Short-term stress on fiscal accounts persisted in August. With all eyes on the presentation of the 2025 budget bill, the Budget Office reported data on the fiscal accounts through August. The combination of falling real revenues (-10.3% YoY) and rising real expenditures (2.5% YoY) led to the fourth consecutive monthly deficit (0.4% of GDP in August, same as in July). On revenues, the annual decline in August was mainly driven by an 86.6% fall in lithium-related rents as cyclically related revenue rose by 2.4% (see Table 1 below). Cumulative revenue growth in the year slipped to -4.4% YoY (-3.7% in July), well below the recently revised annual revenue growth forecast of 5.3% (down from 6.2%). On the spending side, current expenditure growth slowed in August to 2.1% YoY, mainly driven by a 1.6% decline in subsidies and donations (base effects from the PanAmerican Games held in 2023), while capital expenditures increased by 4.9% YoY (see Table 2 below). Cumulative expenditure growth in the year reached 5.9% (6.4% through July), implying a material spending constraint would have to be implemented through year-end to comply with the MoF’s spending growth forecast of 3.5%.
The cumulative fiscal deficit rose higher in August to 2.2% of GDP, already exceeding the MoF’s 2.0% year-end nominal deficit forecast. The monthly fiscal balance in August reached a deficit 0.4% of GDP, above the 0.2% of GDP of August 2023. The year-to-date fiscal balance now reaches -2.2% of GDP (-0.7% YTD as of August 2023), exceeding the MoF’s annual nominal deficit target of 2.0% of GDP. The fiscal balance tends to deteriorate during the fourth quarter of every year, with 4Q23 accumulating a whopping deficit of 1.2% of GDP, suggesting the MoF will miss their nominal forecast even with a significant spending restraint.
12-month rolling fiscal deficit edged higher. On a 12-month moving average basis as of the end of August, the central government’s revenues reached 21.4% of GDP, and expenditures 25.2% of GDP, leading to a cumulative deficit of 3.9% of GDP, the greatest since early 2022, reflecting the material fiscal deterioration throughout the course of this cyclical adjustment.
Debt issuance contributed to higher liquid assets at the Treasury. According to the Budget Office’s Monthly Asset Report, the Treasury’s liquid assets by the end of August reached a total of USD2.782 million, of which USD2.336 million were denominated in CLP assets, and the remaining USD446.53 million in dollar-denominated assets; the jump in the month likely reflects debt issued during the period. Assets in the sovereign wealth funds rose in the month likely due to portfolio performance, with the Stabilization Fund reaching USD4.7 billion and the Pension Reserve Fund USD9.5 billion.

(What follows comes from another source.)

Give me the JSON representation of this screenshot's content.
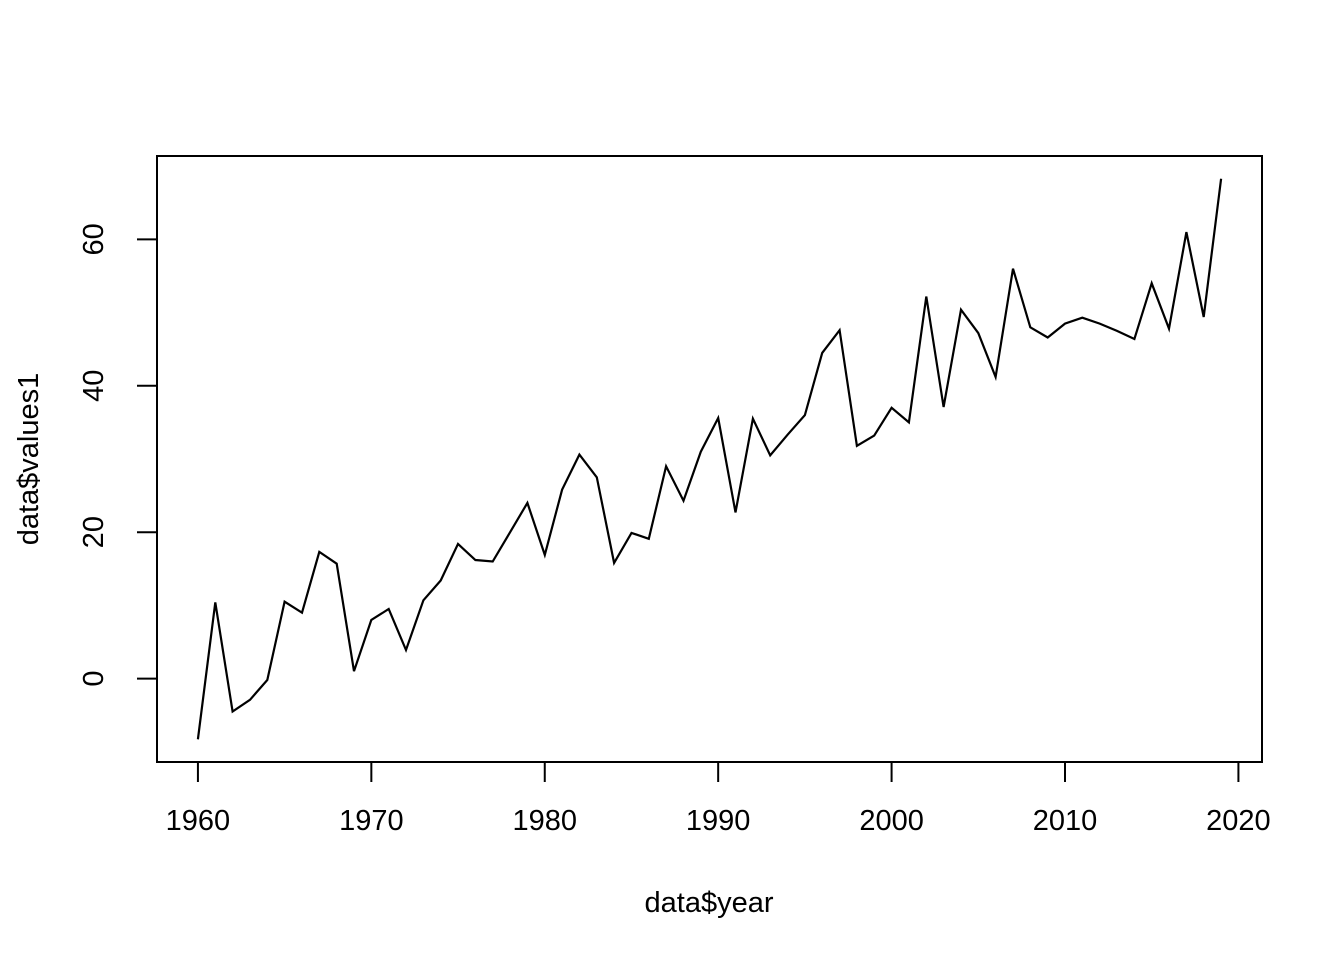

Low dollar sales through year-end. We expect the MoF to sell roughly USD400 million per month through year-end, equivalent to the upper bound of our estimate for monthly mining-related revenues. The MoF's dollar sales finance shortfalls in the central government's deficit, with expenditures are primarily in CLP, and do not target a given level of the exchange rate.
Our take: The MoF is likely to miss its structural deficit target this year. The combination of persistently weak revenues and strong spending have led to a cumulative nominal fiscal balance through August of 2.2% of GDP, above the MoF’s 2.0% forecast. As mentioned earlier, the deficit ramps up significantly during the final quarter of the year, suggesting an even greater deficit by year-end. As such, the MoF is set to mess this year’s structural deficit target of 1.9% of GDP, further eroding the credibility of the fiscal institutional framework. Considering that the MoF’s USD2.25 billion 4Q24 issuance plan, completing the USD16.5 billion annual plan, is below the roughly USD3.8 billion in debt maturing in the period, financing shortfalls could be covered by slightly more debt issuance or additional withdrawals from the Stabilization Fund. Our nominal deficit forecast of 2.3% of GDP for this year is biased to the upside. The next monthly fiscal report (September) is scheduled for October 30.